Thinnawarth Mathuros

**Name of the Vulnerable Software and Affected Versions** WP-Members Membership Plugin for WordPress versions up to and including 3.5.4.4 **Description** The WP-Members Membership Plugin for WordPress stores user-uploaded files in predictable directories (`wp-content/uploads/wpmembers/user files/<user id>/`) without sufficient access controls. This allows unauthenticated attackers to directly access and download sensitive documents uploaded by site users by guessing or enumerating `user id`s and filenames. Basic directory listing protection (.htaccess with Options -Indexes) is insufficient to prevent access. **Recommendations** Versions prior to 3.5.4.4 should be updated.

**Name of the Vulnerable Software and Affected Versions** MasterStudy LMS WordPress Plugin versions through 3.7.6 **Description** The MasterStudy LMS WordPress Plugin – for Online Courses and Education plugin for WordPress is susceptible to unauthorized modification and deletion of data. This is due to a lack of appropriate capability checks on several REST API endpoints. Authenticated attackers possessing Subscriber-level access or higher can exploit this to perform actions such as uploading or deleting arbitrary media files, modifying or deleting posts, and creating or managing course templates. **Recommendations** Update to a version beyond 3.7.6.

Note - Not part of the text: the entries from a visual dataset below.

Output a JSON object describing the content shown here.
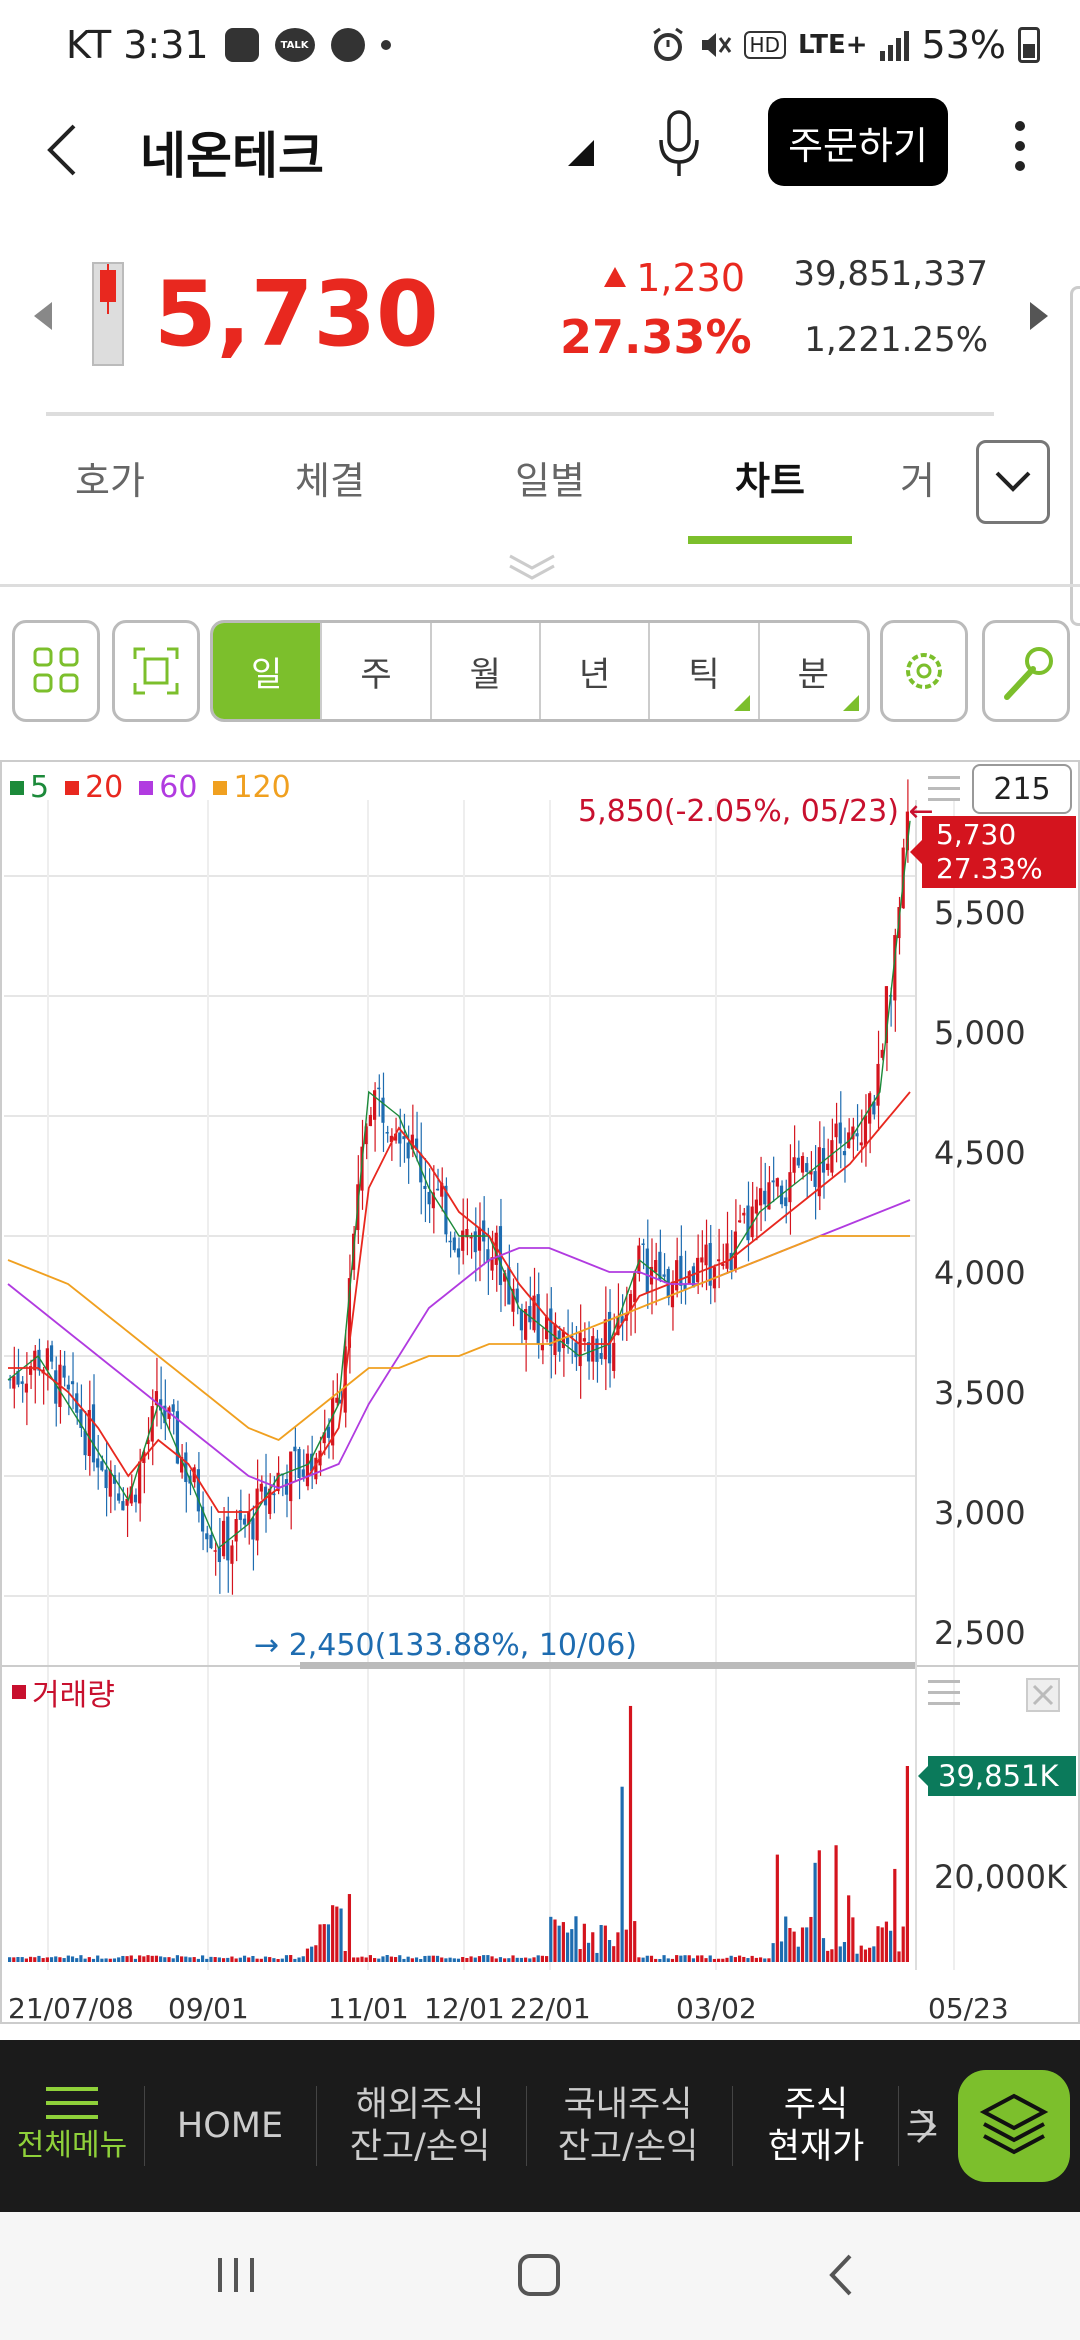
{
  "status_bar": {
    "carrier_time": "KT 3:31",
    "battery": "53%",
    "network": "LTE+",
    "icons": [
      "image-icon",
      "talk-icon",
      "check-icon",
      "alarm-icon",
      "mute-icon",
      "hd-icon",
      "signal-icon",
      "battery-icon"
    ],
    "talk_text": "TALK",
    "hd_text": "HD"
  },
  "header": {
    "stock_name": "네온테크",
    "order_button": "주문하기"
  },
  "price": {
    "current": "5,730",
    "change": "1,230",
    "change_pct": "27.33%",
    "volume": "39,851,337",
    "volume_rate": "1,221.25%",
    "up_color": "#e8281f"
  },
  "tabs": {
    "items": [
      {
        "label": "호가"
      },
      {
        "label": "체결"
      },
      {
        "label": "일별"
      },
      {
        "label": "차트"
      },
      {
        "label": "거"
      }
    ],
    "active_index": 3,
    "accent": "#7cbf2c"
  },
  "toolbar": {
    "periods": [
      "일",
      "주",
      "월",
      "년",
      "틱",
      "분"
    ],
    "active_period": "일"
  },
  "chart": {
    "count": "215",
    "legend": [
      {
        "label": "5",
        "color": "#1c8a3a"
      },
      {
        "label": "20",
        "color": "#e8281f"
      },
      {
        "label": "60",
        "color": "#b13be0"
      },
      {
        "label": "120",
        "color": "#f0a020"
      }
    ],
    "high_label": "5,850(-2.05%, 05/23)",
    "low_label": "2,450(133.88%, 10/06)",
    "cur_tag_price": "5,730",
    "cur_tag_pct": "27.33%",
    "y_ticks": [
      "5,500",
      "5,000",
      "4,500",
      "4,000",
      "3,500",
      "3,000",
      "2,500"
    ],
    "volume_label": "거래량",
    "volume_tag": "39,851K",
    "volume_tick": "20,000K",
    "x_ticks": [
      "21/07/08",
      "09/01",
      "11/01",
      "12/01",
      "22/01",
      "03/02",
      "05/23"
    ]
  },
  "chart_data": {
    "type": "candlestick",
    "title": "",
    "xlabel": "",
    "ylabel": "",
    "ylim": [
      2400,
      5900
    ],
    "x_ticks": [
      "21/07/08",
      "09/01",
      "11/01",
      "12/01",
      "22/01",
      "03/02",
      "05/23"
    ],
    "series": [
      {
        "name": "5",
        "values": [
          3400,
          3500,
          3300,
          3100,
          2900,
          3300,
          3000,
          2700,
          2800,
          3000,
          3050,
          3300,
          4600,
          4500,
          4200,
          4000,
          4000,
          3700,
          3600,
          3500,
          3550,
          3900,
          3800,
          3850,
          3900,
          4100,
          4200,
          4300,
          4400,
          4600,
          5730
        ]
      },
      {
        "name": "20",
        "values": [
          3450,
          3450,
          3350,
          3200,
          3000,
          3150,
          3050,
          2850,
          2850,
          2950,
          3000,
          3200,
          4200,
          4450,
          4300,
          4100,
          4000,
          3800,
          3650,
          3550,
          3550,
          3750,
          3800,
          3850,
          3900,
          4000,
          4100,
          4200,
          4300,
          4450,
          4600
        ]
      },
      {
        "name": "60",
        "values": [
          3800,
          3700,
          3600,
          3500,
          3400,
          3300,
          3200,
          3100,
          3000,
          2950,
          3000,
          3050,
          3300,
          3500,
          3700,
          3800,
          3900,
          3950,
          3950,
          3900,
          3850,
          3850,
          3800,
          3800,
          3850,
          3900,
          3950,
          4000,
          4050,
          4100,
          4150
        ]
      },
      {
        "name": "120",
        "values": [
          3900,
          3850,
          3800,
          3700,
          3600,
          3500,
          3400,
          3300,
          3200,
          3150,
          3250,
          3350,
          3450,
          3450,
          3500,
          3500,
          3550,
          3550,
          3550,
          3600,
          3650,
          3700,
          3750,
          3800,
          3850,
          3900,
          3950,
          4000,
          4000,
          4000,
          4000
        ]
      }
    ],
    "volume": {
      "label": "거래량",
      "last": "39,851K",
      "tick": "20,000K"
    },
    "high": {
      "value": 5850,
      "label": "5,850(-2.05%, 05/23)"
    },
    "low": {
      "value": 2450,
      "label": "2,450(133.88%, 10/06)"
    },
    "grid": true,
    "legend": "top-left"
  },
  "bottom_menu": {
    "full_menu": "전체메뉴",
    "items": [
      {
        "label": "HOME"
      },
      {
        "label": "해외주식\n잔고/손익"
      },
      {
        "label": "국내주식\n잔고/손익"
      },
      {
        "label": "주식\n현재가"
      },
      {
        "label": "크"
      }
    ],
    "active": "주식 현재가"
  }
}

**Name of the Vulnerable Software and Affected Versions** The Events Manager – Calendar, Bookings, Tickets, and more! plugin for WordPress versions prior to 7.2.2.3 **Description** The software is susceptible to a Cross-Site Request Forgery (CSRF) issue. This is caused by inadequate or missing nonce validation on the `location delete` action. An unauthenticated attacker could potentially delete locations by exploiting this flaw, provided they can trick a site administrator into performing an action, such as clicking a malicious link. **Recommendations** Update The Events Manager – Calendar, Bookings, Tickets, and more! plugin for WordPress to version 7.2.2.3 or later.

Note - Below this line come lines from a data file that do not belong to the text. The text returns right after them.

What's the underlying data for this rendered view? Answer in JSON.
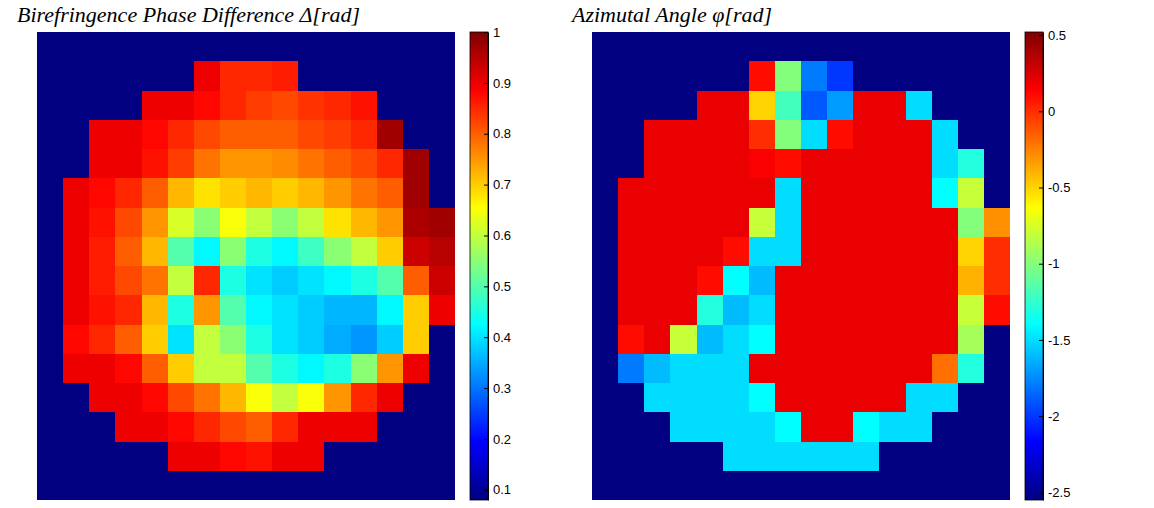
{
  "chart_data": [
    {
      "type": "heatmap",
      "title": "Birefringence Phase Difference Δ[rad]",
      "color": "jet",
      "clim": [
        0.08,
        1
      ],
      "cticks": [
        0.1,
        0.2,
        0.3,
        0.4,
        0.5,
        0.6,
        0.7,
        0.8,
        0.9,
        1
      ],
      "cells": [
        [
          0.08,
          0.08,
          0.08,
          0.08,
          0.08,
          0.08,
          0.08,
          0.08,
          0.08,
          0.08,
          0.08,
          0.08,
          0.08,
          0.08,
          0.08,
          0.08
        ],
        [
          0.08,
          0.08,
          0.08,
          0.08,
          0.08,
          0.08,
          0.9,
          0.85,
          0.85,
          0.86,
          0.08,
          0.08,
          0.08,
          0.08,
          0.08,
          0.08
        ],
        [
          0.08,
          0.08,
          0.08,
          0.08,
          0.9,
          0.9,
          0.88,
          0.85,
          0.83,
          0.82,
          0.84,
          0.85,
          0.87,
          0.08,
          0.08,
          0.08
        ],
        [
          0.08,
          0.08,
          0.9,
          0.9,
          0.88,
          0.85,
          0.82,
          0.8,
          0.8,
          0.8,
          0.82,
          0.83,
          0.85,
          0.97,
          0.08,
          0.08
        ],
        [
          0.08,
          0.08,
          0.9,
          0.9,
          0.87,
          0.83,
          0.78,
          0.75,
          0.75,
          0.76,
          0.78,
          0.8,
          0.82,
          0.85,
          0.97,
          0.08
        ],
        [
          0.08,
          0.9,
          0.88,
          0.85,
          0.8,
          0.72,
          0.68,
          0.7,
          0.72,
          0.7,
          0.72,
          0.75,
          0.78,
          0.8,
          0.97,
          0.08
        ],
        [
          0.08,
          0.9,
          0.87,
          0.82,
          0.75,
          0.62,
          0.55,
          0.65,
          0.6,
          0.55,
          0.6,
          0.68,
          0.72,
          0.75,
          0.96,
          0.97
        ],
        [
          0.08,
          0.9,
          0.86,
          0.8,
          0.72,
          0.5,
          0.42,
          0.55,
          0.45,
          0.42,
          0.48,
          0.55,
          0.6,
          0.7,
          0.93,
          0.95
        ],
        [
          0.08,
          0.9,
          0.86,
          0.82,
          0.78,
          0.6,
          0.85,
          0.45,
          0.4,
          0.38,
          0.4,
          0.42,
          0.45,
          0.5,
          0.8,
          0.93
        ],
        [
          0.08,
          0.9,
          0.87,
          0.85,
          0.72,
          0.45,
          0.75,
          0.5,
          0.42,
          0.4,
          0.38,
          0.36,
          0.36,
          0.42,
          0.7,
          0.9
        ],
        [
          0.08,
          0.88,
          0.85,
          0.8,
          0.7,
          0.4,
          0.6,
          0.55,
          0.45,
          0.4,
          0.38,
          0.35,
          0.33,
          0.38,
          0.7,
          0.08
        ],
        [
          0.08,
          0.9,
          0.9,
          0.88,
          0.8,
          0.7,
          0.6,
          0.6,
          0.5,
          0.45,
          0.42,
          0.45,
          0.55,
          0.75,
          0.9,
          0.08
        ],
        [
          0.08,
          0.08,
          0.9,
          0.9,
          0.88,
          0.82,
          0.78,
          0.72,
          0.65,
          0.6,
          0.65,
          0.75,
          0.85,
          0.9,
          0.08,
          0.08
        ],
        [
          0.08,
          0.08,
          0.08,
          0.9,
          0.9,
          0.88,
          0.85,
          0.82,
          0.8,
          0.85,
          0.9,
          0.9,
          0.9,
          0.08,
          0.08,
          0.08
        ],
        [
          0.08,
          0.08,
          0.08,
          0.08,
          0.08,
          0.9,
          0.9,
          0.88,
          0.87,
          0.9,
          0.9,
          0.08,
          0.08,
          0.08,
          0.08,
          0.08
        ],
        [
          0.08,
          0.08,
          0.08,
          0.08,
          0.08,
          0.08,
          0.08,
          0.08,
          0.08,
          0.08,
          0.08,
          0.08,
          0.08,
          0.08,
          0.08,
          0.08
        ]
      ]
    },
    {
      "type": "heatmap",
      "title": "Azimutal Angle φ[rad]",
      "color": "jet",
      "clim": [
        -2.55,
        0.52
      ],
      "cticks": [
        0.5,
        0,
        -0.5,
        -1,
        -1.5,
        -2,
        -2.5
      ],
      "cells": [
        [
          -2.55,
          -2.55,
          -2.55,
          -2.55,
          -2.55,
          -2.55,
          -2.55,
          -2.55,
          -2.55,
          -2.55,
          -2.55,
          -2.55,
          -2.55,
          -2.55,
          -2.55,
          -2.55
        ],
        [
          -2.55,
          -2.55,
          -2.55,
          -2.55,
          -2.55,
          -2.55,
          0.1,
          -1.0,
          -1.8,
          -2.0,
          -2.55,
          -2.55,
          -2.55,
          -2.55,
          -2.55,
          -2.55
        ],
        [
          -2.55,
          -2.55,
          -2.55,
          -2.55,
          0.2,
          0.2,
          -0.5,
          -1.2,
          -1.9,
          -1.7,
          0.2,
          0.2,
          -1.5,
          -2.55,
          -2.55,
          -2.55
        ],
        [
          -2.55,
          -2.55,
          0.2,
          0.2,
          0.2,
          0.2,
          0.0,
          -1.0,
          -1.5,
          0.1,
          0.2,
          0.2,
          0.2,
          -1.5,
          -2.55,
          -2.55
        ],
        [
          -2.55,
          -2.55,
          0.2,
          0.2,
          0.2,
          0.2,
          0.15,
          0.1,
          0.2,
          0.2,
          0.2,
          0.2,
          0.2,
          -1.5,
          -1.3,
          -2.55
        ],
        [
          -2.55,
          0.2,
          0.2,
          0.2,
          0.2,
          0.2,
          0.2,
          -1.5,
          0.2,
          0.2,
          0.2,
          0.2,
          0.2,
          -1.4,
          -0.8,
          -2.55
        ],
        [
          -2.55,
          0.2,
          0.2,
          0.2,
          0.2,
          0.2,
          -0.8,
          -1.5,
          0.2,
          0.2,
          0.2,
          0.2,
          0.2,
          0.2,
          -1.0,
          -0.3
        ],
        [
          -2.55,
          0.2,
          0.2,
          0.2,
          0.2,
          0.1,
          -1.5,
          -1.5,
          0.2,
          0.2,
          0.2,
          0.2,
          0.2,
          0.2,
          -0.5,
          0.0
        ],
        [
          -2.55,
          0.2,
          0.2,
          0.2,
          0.1,
          -1.4,
          -1.6,
          0.2,
          0.2,
          0.2,
          0.2,
          0.2,
          0.2,
          0.2,
          -0.4,
          0.0
        ],
        [
          -2.55,
          0.2,
          0.2,
          0.2,
          -1.3,
          -1.6,
          -1.5,
          0.2,
          0.2,
          0.2,
          0.2,
          0.2,
          0.2,
          0.2,
          -0.8,
          0.1
        ],
        [
          -2.55,
          0.1,
          0.2,
          -0.8,
          -1.6,
          -1.5,
          -1.4,
          0.2,
          0.2,
          0.2,
          0.2,
          0.2,
          0.2,
          0.2,
          -0.9,
          -2.55
        ],
        [
          -2.55,
          -1.8,
          -1.6,
          -1.5,
          -1.5,
          -1.5,
          0.2,
          0.2,
          0.2,
          0.2,
          0.2,
          0.2,
          0.2,
          -0.2,
          -1.3,
          -2.55
        ],
        [
          -2.55,
          -2.55,
          -1.5,
          -1.5,
          -1.5,
          -1.5,
          -1.4,
          0.2,
          0.2,
          0.2,
          0.2,
          0.2,
          -1.5,
          -1.5,
          -2.55,
          -2.55
        ],
        [
          -2.55,
          -2.55,
          -2.55,
          -1.5,
          -1.5,
          -1.5,
          -1.5,
          -1.4,
          0.2,
          0.2,
          -1.4,
          -1.5,
          -1.5,
          -2.55,
          -2.55,
          -2.55
        ],
        [
          -2.55,
          -2.55,
          -2.55,
          -2.55,
          -2.55,
          -1.5,
          -1.5,
          -1.5,
          -1.5,
          -1.5,
          -1.5,
          -2.55,
          -2.55,
          -2.55,
          -2.55,
          -2.55
        ],
        [
          -2.55,
          -2.55,
          -2.55,
          -2.55,
          -2.55,
          -2.55,
          -2.55,
          -2.55,
          -2.55,
          -2.55,
          -2.55,
          -2.55,
          -2.55,
          -2.55,
          -2.55,
          -2.55
        ]
      ]
    }
  ]
}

**Name of the Vulnerable Software and Affected Versions** The Events Manager – Calendar, Bookings, Tickets, and more! plugin for WordPress versions through 7.2.2.2 **Description** The Events Manager plugin for WordPress is susceptible to information disclosure. Insufficient restrictions on location inclusion within the `get location` action allow unauthenticated attackers to access data from event locations that should be protected, including those that are password-protected, private, or in draft status. **Recommendations** Update to a version later than 7.2.2.2.

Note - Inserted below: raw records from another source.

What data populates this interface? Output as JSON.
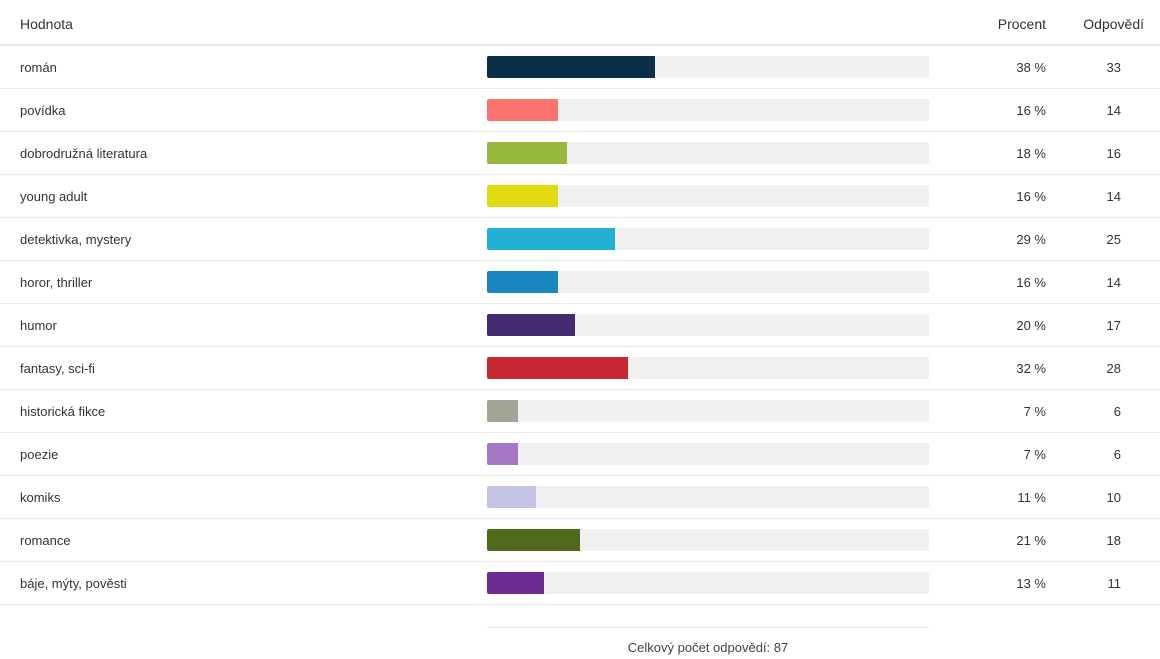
{
  "chart_data": {
    "type": "bar",
    "orientation": "horizontal",
    "header": {
      "value_label": "Hodnota",
      "percent_label": "Procent",
      "answers_label": "Odpovědí"
    },
    "xlim": [
      0,
      100
    ],
    "rows": [
      {
        "label": "román",
        "percent_text": "38 %",
        "count": "33",
        "value": 38,
        "color": "#0a3049"
      },
      {
        "label": "povídka",
        "percent_text": "16 %",
        "count": "14",
        "value": 16,
        "color": "#f9736f"
      },
      {
        "label": "dobrodružná literatura",
        "percent_text": "18 %",
        "count": "16",
        "value": 18,
        "color": "#96b83d"
      },
      {
        "label": "young adult",
        "percent_text": "16 %",
        "count": "14",
        "value": 16,
        "color": "#dfdb10"
      },
      {
        "label": "detektivka, mystery",
        "percent_text": "29 %",
        "count": "25",
        "value": 29,
        "color": "#22b1d5"
      },
      {
        "label": "horor, thriller",
        "percent_text": "16 %",
        "count": "14",
        "value": 16,
        "color": "#1a86c0"
      },
      {
        "label": "humor",
        "percent_text": "20 %",
        "count": "17",
        "value": 20,
        "color": "#442a6f"
      },
      {
        "label": "fantasy, sci-fi",
        "percent_text": "32 %",
        "count": "28",
        "value": 32,
        "color": "#c52630"
      },
      {
        "label": "historická fikce",
        "percent_text": "7 %",
        "count": "6",
        "value": 7,
        "color": "#a3a396"
      },
      {
        "label": "poezie",
        "percent_text": "7 %",
        "count": "6",
        "value": 7,
        "color": "#a477c4"
      },
      {
        "label": "komiks",
        "percent_text": "11 %",
        "count": "10",
        "value": 11,
        "color": "#c3c3e4"
      },
      {
        "label": "romance",
        "percent_text": "21 %",
        "count": "18",
        "value": 21,
        "color": "#4e6b1b"
      },
      {
        "label": "báje, mýty, pověsti",
        "percent_text": "13 %",
        "count": "11",
        "value": 13,
        "color": "#6c2c92"
      }
    ],
    "total_text": "Celkový počet odpovědí: 87",
    "grid": false,
    "legend": "none"
  }
}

**Name of the Vulnerable Software and Affected Versions** Blog2Social: Social Media Auto Post & Scheduler plugin for WordPress versions up to and including 8.6.0 **Description** The Blog2Social: Social Media Auto Post & Scheduler plugin for WordPress has a flaw related to file uploads. An incorrect capability check within the `uploadVideo()` function allows authenticated attackers with Subscriber-level access or higher to upload mp4 files to the 'wp-content/uploads/<YYYY>/<MM>/' directory. **Recommendations** Update Blog2Social: Social Media Auto Post & Scheduler plugin for WordPress to a version later than 8.6.0.